= Dennis Choi =

American neurologist and academic

Dennis W. Choi is an American neurologist who was on the faculty of Stanford University in the 1980s, and served as the Jones Professor and Head of Neurology at Washington University in St. Louis during the 1990s, leaving in January 2001 to work in industry (Merck). While a faculty member at Washington University School of Medicine, Choi was a key contributor to research on glutamate-mediated toxicity ("excitotoxicity") as a mechanism of neural injury in stroke and traumatic brain injury.

Choi attended Harvard College, from which he graduated in 1974, and went on to Harvard Medical School and the Harvard-MIT Division of Health Sciences and Technology to receive an MD and a PhD in Pharmacology in 1978. As a graduate student he demonstrated that benzodiazepines augments GABA-A receptor function, which represents a seminal discovery in neuroscience. Choi also completed his residency and fellowship in Neurology at Harvard.

Choi joined Emory University School of Medicine in 2007, where he served as the Director of the Comprehensive Neurosciences Center and the Neuroscience, Human Nature, and Society Initiative.

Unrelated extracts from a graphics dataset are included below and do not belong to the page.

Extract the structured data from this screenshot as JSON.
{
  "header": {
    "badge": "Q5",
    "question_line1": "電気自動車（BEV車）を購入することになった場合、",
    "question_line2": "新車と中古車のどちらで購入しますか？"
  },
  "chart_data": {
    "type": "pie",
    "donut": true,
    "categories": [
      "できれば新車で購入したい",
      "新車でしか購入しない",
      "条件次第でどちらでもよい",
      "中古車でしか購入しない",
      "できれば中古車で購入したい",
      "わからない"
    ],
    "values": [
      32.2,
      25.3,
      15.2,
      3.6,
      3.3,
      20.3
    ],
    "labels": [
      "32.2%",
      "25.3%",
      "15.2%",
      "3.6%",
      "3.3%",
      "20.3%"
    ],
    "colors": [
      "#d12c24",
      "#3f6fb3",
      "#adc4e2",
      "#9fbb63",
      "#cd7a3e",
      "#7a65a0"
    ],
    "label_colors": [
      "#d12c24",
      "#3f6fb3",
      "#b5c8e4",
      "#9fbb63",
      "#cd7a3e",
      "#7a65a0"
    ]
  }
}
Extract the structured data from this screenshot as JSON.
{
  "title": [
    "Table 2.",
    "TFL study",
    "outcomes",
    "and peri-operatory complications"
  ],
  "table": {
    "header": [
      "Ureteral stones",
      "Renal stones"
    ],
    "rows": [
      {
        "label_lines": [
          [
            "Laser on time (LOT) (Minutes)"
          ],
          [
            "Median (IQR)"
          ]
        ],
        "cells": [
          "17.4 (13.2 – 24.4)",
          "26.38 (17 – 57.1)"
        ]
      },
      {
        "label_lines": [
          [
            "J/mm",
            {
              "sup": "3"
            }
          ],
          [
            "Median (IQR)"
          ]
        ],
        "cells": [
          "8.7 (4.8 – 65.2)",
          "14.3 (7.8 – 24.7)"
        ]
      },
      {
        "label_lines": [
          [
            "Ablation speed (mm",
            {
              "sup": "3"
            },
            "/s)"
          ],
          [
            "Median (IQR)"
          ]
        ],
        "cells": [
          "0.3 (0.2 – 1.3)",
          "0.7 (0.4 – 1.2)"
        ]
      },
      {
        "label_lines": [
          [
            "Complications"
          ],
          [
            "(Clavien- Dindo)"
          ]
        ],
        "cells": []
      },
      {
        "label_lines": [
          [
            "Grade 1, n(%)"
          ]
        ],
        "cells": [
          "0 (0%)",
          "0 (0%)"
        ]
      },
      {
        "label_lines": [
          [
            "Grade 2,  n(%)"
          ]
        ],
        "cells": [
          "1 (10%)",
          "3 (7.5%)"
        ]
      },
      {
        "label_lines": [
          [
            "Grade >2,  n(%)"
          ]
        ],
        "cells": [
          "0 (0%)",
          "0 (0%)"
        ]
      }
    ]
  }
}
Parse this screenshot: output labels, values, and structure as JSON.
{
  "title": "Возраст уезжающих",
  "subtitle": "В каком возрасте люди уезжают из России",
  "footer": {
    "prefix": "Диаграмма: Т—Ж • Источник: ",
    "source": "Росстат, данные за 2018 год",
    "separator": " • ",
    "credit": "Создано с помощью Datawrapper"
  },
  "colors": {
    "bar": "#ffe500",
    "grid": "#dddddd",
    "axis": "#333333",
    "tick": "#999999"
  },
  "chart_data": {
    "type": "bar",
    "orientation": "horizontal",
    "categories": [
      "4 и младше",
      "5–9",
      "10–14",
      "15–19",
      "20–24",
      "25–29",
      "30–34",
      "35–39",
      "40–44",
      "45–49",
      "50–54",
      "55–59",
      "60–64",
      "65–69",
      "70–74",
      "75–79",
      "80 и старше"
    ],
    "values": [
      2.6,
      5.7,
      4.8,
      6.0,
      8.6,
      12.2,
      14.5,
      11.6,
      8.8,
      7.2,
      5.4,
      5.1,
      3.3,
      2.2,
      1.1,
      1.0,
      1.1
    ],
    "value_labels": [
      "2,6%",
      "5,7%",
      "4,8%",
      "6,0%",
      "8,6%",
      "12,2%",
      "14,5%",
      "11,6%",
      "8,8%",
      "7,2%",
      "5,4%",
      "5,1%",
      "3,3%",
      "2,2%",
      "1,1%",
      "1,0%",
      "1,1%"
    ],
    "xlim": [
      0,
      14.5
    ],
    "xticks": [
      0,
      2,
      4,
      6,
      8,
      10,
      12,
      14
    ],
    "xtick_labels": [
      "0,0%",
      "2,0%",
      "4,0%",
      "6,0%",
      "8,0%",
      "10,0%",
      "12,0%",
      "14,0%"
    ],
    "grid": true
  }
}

He was also a professor in the departments of neurology, pharmacology, and pediatrics. In the Spring of 2009, Choi taught an undergraduate course entitled "Neurofunction and Artificial Intelligence" for the Emory University Neuroscience & Behavioral Biology Program.

Choi is currently the chair of the Department of Neurology at Renaissance School of Medicine at Stony Brook University as well as Director of the Neurosciences Institute. He sits on the scientific advisory boards of several companies and foundations, including the Cure Alzheimer's Fund.